Why hasn’t paper-based print been replaced with electronic files? Books, magazines, posters, newspapers, brochures, leaflets, and other printed material are technologies that work – they are portable, recyclable, do not need a power supply to operate, and are not prone to software failures. Print can be read anywhere, and the reader can easily go back to check anything not clearly understood.
Advertisers like the printed page, because it cannot be switched off in the way television, a computer, or a smart phone can – or blocked, as is the case with popup advertisements on Web sites. Beyond all these reasons, of course, the Internet has also made it easy for many of us to buy more books, posters, and magazines from all parts of the globe. Sometimes the very forces that are supposed to be killing print actually nourish it.
The ease at which files can be transferred around the globe also opens up new possibilities when it comes to print. Digital printing is a widely available and cost effective solution for short run and personalised (variable data) printing. Print on Demand (POD) has enabled publishers to economically print as few as a single copy rather than having to print hundreds and store them in a warehouse. The term POD is mainly used in relation to book publishing and printing. Traditional book publishing suffers from the problem that it is uneconomical to print short runs. This is because the preparatory costs (prepress, platemaking and make-ready on the printing press) are spread across the quantity printed, meaning that runs of a few hundred result in high production cost and therefore a prohibitive retail price. This was usually more of a problem on reprints rather than new titles. The issue has largely been solved by the development of digital printing and specialist offset litho equipment designed for short runs, backed up by suitable finishing and binding equipment.
True print on demand is where the publisher holds no stock at all and the book is printed in response to a customer order, even if only one copy is required. To achieve this, the publisher supplies the printer with digital files (usually PDFs) of the cover or dust jacket and text and these are held on the printer’s database to be retrieved immediately when required. Orders are placed electronically, so that a request from a consumer, bookseller or wholesaler can trigger the printing automatically and produce invoices minimising administration costs. Most specialist short-run printers offer fulfilment services, meaning once the publisher has put the book on the printer’s database, orders can go direct to the printer and the publisher simply receives a statement each month from the printer detailing the receipts and production costs, along with any necessary payments.
This model doesn’t work for every type of publication – a mass-market paperback book would have too low a retail price to justify printing on short-run equipment.

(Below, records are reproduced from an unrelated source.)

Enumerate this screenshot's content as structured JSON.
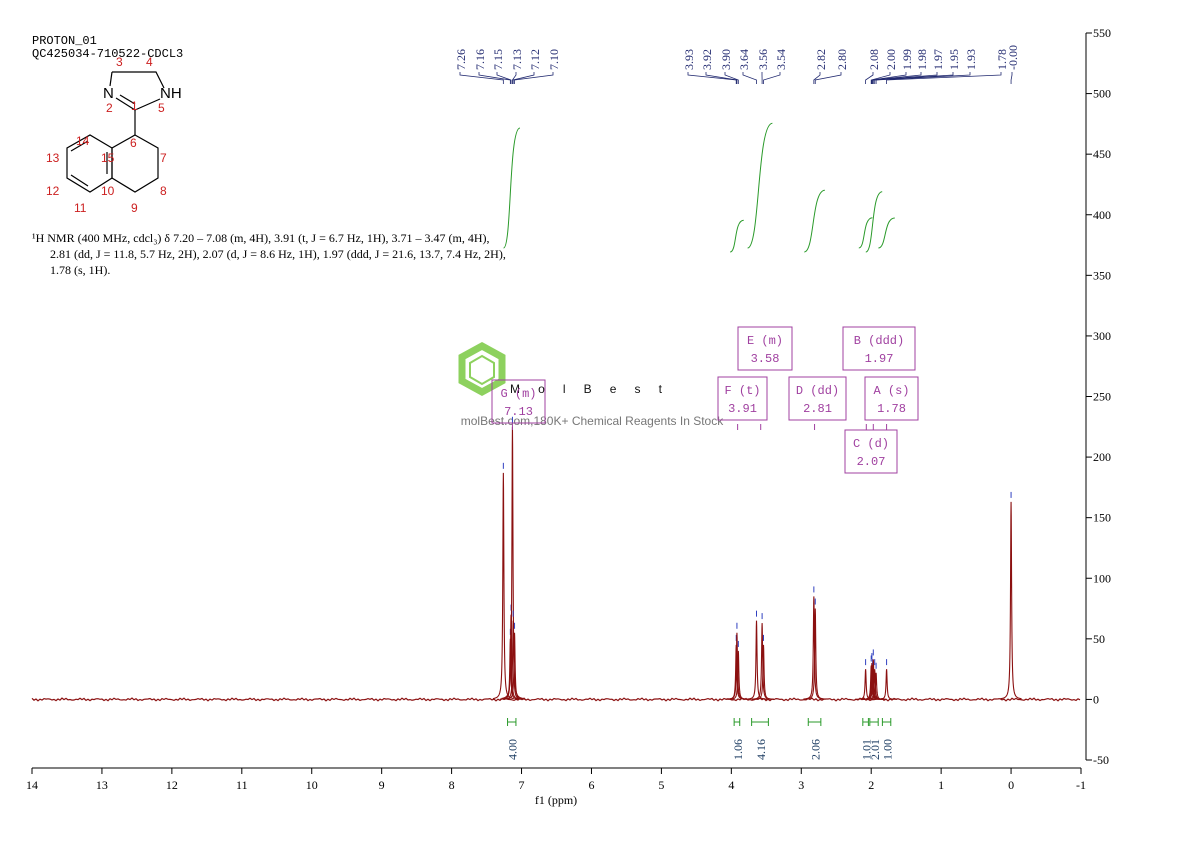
{
  "header": {
    "title": "PROTON_01",
    "sample": "QC425034-710522-CDCL3"
  },
  "structure": {
    "labels": [
      "3",
      "4",
      "N",
      "2",
      "1",
      "NH",
      "5",
      "6",
      "14",
      "15",
      "7",
      "13",
      "12",
      "10",
      "8",
      "11",
      "9"
    ]
  },
  "description": [
    "¹H NMR (400 MHz, cdcl₃) δ 7.20 – 7.08 (m, 4H), 3.91 (t, J = 6.7 Hz, 1H), 3.71 – 3.47 (m, 4H),",
    "2.81 (dd, J = 11.8, 5.7 Hz, 2H), 2.07 (d, J = 8.6 Hz, 1H), 1.97 (ddd, J = 21.6, 13.7, 7.4 Hz, 2H),",
    "1.78 (s, 1H)."
  ],
  "watermark": {
    "brand": "MolBest",
    "tagline": "molBest.com,180K+ Chemical Reagents In Stock"
  },
  "chart_data": {
    "type": "nmr",
    "x_label": "f1 (ppm)",
    "xlim": [
      14,
      -1
    ],
    "xticks": [
      14,
      13,
      12,
      11,
      10,
      9,
      8,
      7,
      6,
      5,
      4,
      3,
      2,
      1,
      0,
      -1
    ],
    "ylim": [
      -50,
      550
    ],
    "yticks": [
      -50,
      0,
      50,
      100,
      150,
      200,
      250,
      300,
      350,
      400,
      450,
      500,
      550
    ],
    "color": "#8b1010",
    "peaks": [
      {
        "ppm": 7.26,
        "label": "7.26",
        "height": 187
      },
      {
        "ppm": 7.16,
        "label": "7.16",
        "height": 50
      },
      {
        "ppm": 7.15,
        "label": "7.15",
        "height": 70
      },
      {
        "ppm": 7.13,
        "label": "7.13",
        "height": 225
      },
      {
        "ppm": 7.12,
        "label": "7.12",
        "height": 65
      },
      {
        "ppm": 7.1,
        "label": "7.10",
        "height": 55
      },
      {
        "ppm": 3.93,
        "label": "3.93",
        "height": 45
      },
      {
        "ppm": 3.92,
        "label": "3.92",
        "height": 55
      },
      {
        "ppm": 3.9,
        "label": "3.90",
        "height": 40
      },
      {
        "ppm": 3.64,
        "label": "3.64",
        "height": 65
      },
      {
        "ppm": 3.56,
        "label": "3.56",
        "height": 63
      },
      {
        "ppm": 3.54,
        "label": "3.54",
        "height": 45
      },
      {
        "ppm": 2.82,
        "label": "2.82",
        "height": 85
      },
      {
        "ppm": 2.8,
        "label": "2.80",
        "height": 75
      },
      {
        "ppm": 2.08,
        "label": "2.08",
        "height": 25
      },
      {
        "ppm": 2.0,
        "label": "2.00",
        "height": 28
      },
      {
        "ppm": 1.99,
        "label": "1.99",
        "height": 30
      },
      {
        "ppm": 1.98,
        "label": "1.98",
        "height": 25
      },
      {
        "ppm": 1.97,
        "label": "1.97",
        "height": 33
      },
      {
        "ppm": 1.95,
        "label": "1.95",
        "height": 25
      },
      {
        "ppm": 1.93,
        "label": "1.93",
        "height": 22
      },
      {
        "ppm": 1.78,
        "label": "1.78",
        "height": 25
      },
      {
        "ppm": 0,
        "label": "-0.00",
        "height": 163
      }
    ],
    "integrals": [
      {
        "range": [
          7.2,
          7.08
        ],
        "value": 4,
        "label": "4.00"
      },
      {
        "range": [
          3.96,
          3.88
        ],
        "value": 1.06,
        "label": "1.06"
      },
      {
        "range": [
          3.71,
          3.47
        ],
        "value": 4.16,
        "label": "4.16"
      },
      {
        "range": [
          2.9,
          2.72
        ],
        "value": 2.06,
        "label": "2.06"
      },
      {
        "range": [
          2.12,
          2.04
        ],
        "value": 1.01,
        "label": "1.01"
      },
      {
        "range": [
          2.02,
          1.9
        ],
        "value": 2.01,
        "label": "2.01"
      },
      {
        "range": [
          1.84,
          1.72
        ],
        "value": 1,
        "label": "1.00"
      }
    ],
    "multiplets": [
      {
        "name": "G (m)",
        "shift": 7.13
      },
      {
        "name": "E (m)",
        "shift": 3.58
      },
      {
        "name": "F (t)",
        "shift": 3.91
      },
      {
        "name": "D (dd)",
        "shift": 2.81
      },
      {
        "name": "B (ddd)",
        "shift": 1.97
      },
      {
        "name": "A (s)",
        "shift": 1.78
      },
      {
        "name": "C (d)",
        "shift": 2.07
      }
    ]
  }
}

However, for academic, legal, technical and reference book, the concept has revolutionised the economics of the business and bought back into print hundreds of thousands of titles, which would have been previously unavailable. Printing on demand has also enabled much more accessible ‘self-publishing’. Before short runs were economical, someone who wanted to publish a book that wouldn’t be accepted by a conventional publisher had to go to a ‘vanity publisher’ who would print several hundred copies in order to reduce the per unit costs, even though these might not all sell, and charge a fee for the editorial and design work – all of which made self-publishing an expensive exercise. A telling statistic is that 50% of all published books with an ISBN (International Standard Book Number) sell fewer than 250 copies, so the potential market for short-run printing is vast.